Выбрать главу

— Рассказывать никому ничего не надо. Во-первых — не поверят, во-вторых — не советую. В-третьих — еще раз не советую. А кассету давай сюда.

Дубовой требовательно протянул руку. Гриша достал из камеры кассету и протянул мне. Я молча отдал ее Дубовому.

Поезд буквально на минуту остановился на маленькой, Богом забытой станции. Мы еле успели выгрузиться из вагона, как поезд тут же тронулся. Промелькнули запыленные вагоны, за ними открылось бескрайнее пространство степи. А когда затих вдалеке перестук колес, наступила оглушающая тишина. Далеко не сразу обозначились посвистывания каких-то полевых птичек, шелест взъерошившихся от легкого ветерка тополей у одноэтажного деревянного вокзальчика, тихое гудение проводов. Вокруг не было ни души. Только старый облезлый пес осторожно подошел к нам и, видя, что мы не обращаем на него внимания, улегся, высунув от жары язык, рядом с нашими сумками.

Дубовой достал мобильник, долго и бесполезно нажимал кнопки, плюнул и пошел к служебному входу вокзала.

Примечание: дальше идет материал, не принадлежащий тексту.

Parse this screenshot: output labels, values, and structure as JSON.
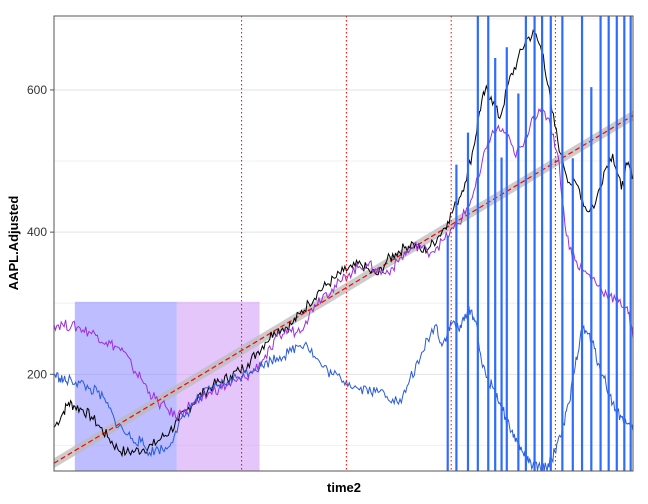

Потом мы долго ехали по пыльному проселку в кузове, Бог весть какими судьбами, сохранившегося «зилка». Пыль долго не оседала, обозначая наше движение через нежную зелень созревающей пшеницы.

Вдалеке, хорошо видное со взлобья холма, на которое, натужно взревывая, выкатилась наша развалюха, у излучины неширокой реки раскинулось небольшое село. Наложением на эти кадры — титры:

ПО СЛЕДУ УБЕГАЮЩЕГО

Передача первая

С микрофоном в руках я стоял посередине тихой деревенской улицы — «вел репортаж». Рядом толпились, заглядывая в камеру, босоногие деревенские ребятишки.

— Пока мы добирались до этого, затерянного в Барабинской степи поселения, я мучительно размышлял над загадкой — почему человек, которого мы во что бы то ни стало решили разыскать — сразу оговорюсь: человек сугубо городской, с высшим университетским образованием, знающий подобную «сельскую глубинку» лишь понаслышке, — подался именно сюда, в места, как говорят последние из проживающих здесь жителей, «никому теперь не нужные, неинтересные и перспективы на возрождение в ближайшие 20–30 лет не имеющие». Вот что говорит о здешних местах и здешней жизни местный философ и по совместительству скотник Сергей Иванович Кузнечкин.

Камера чуть сдвинулась, и в кадре появился стоящий рядом со мной Сергей Иванович, надевший по случаю неожиданной съемки старый, но все еще добротный китель с одинокой медалью «За доблестный труд» и набором всевозможных, давно канувших в прошлое значков. Китель, впрочем, был не застегнут и из-под него выглядывала основательно поношенная грязноватая футболка с какой-то вызывающей англоязычной надписью. На голове у него была выцветшая офицерская фуражка, которую при первых же произнесенных словах он с облегчением стянул с давно не мытых волос, зажал в кулаке и затем, рассказывая, то и дело показывал ею то на заброшенные избы, то на ржавый бесколесный К-700, то на группу любопытных мальчишек, то на уходящее к горизонту заречное пространство степи и наползающие с запада низкие дождевые тучи.

— Места наши действительно полностью в настоящее время бесперспективные. Только насчет того, что неинтересные, это, прошу у товарищей зрителей извинения, полная бабья ерунда. По нашей безграмотности и отсутствию любопытства к отдаленному прошлому такое мнение происходит. Лично я наши места очень даже уважаю.

— За что? — поинтересовался я, надеясь на оговоренный ответ.

Но Сергея Ивановича Кузнечкина понесло в совершенно неожиданном направлении:

— За гордое сопротивление нынешнему положению жизни. В высоких правительственных кругах не желают нашего существования, а мы, хоть и хреново, можно даже сказать партизанским способом, но существуем. Зачем существуем? Отвечаю: любому живому существу, как от самого Господа Бога, так и по теории эволюции, положено находиться на том месте, которое родство с его душой имеет. Другими словами, называется «малая родина», которую мы здесь в полной кондиции имеем. Поэтому никакой такой загадки, господин журналист, почему Андрюха Журавлев прибыл в наши неперспективные края, не имеется. Когда у размышляющего человеческого существа наступает критическое состояние — насчет собственного здоровья или понимания дальнейшего смысла жизни, он стремится к исходной точке своего существования.

— Почему вы считаете, что именно здесь находится его исходная точка? — слегка растерявшись от напористого словесного потока Кузнечкина, спросил я.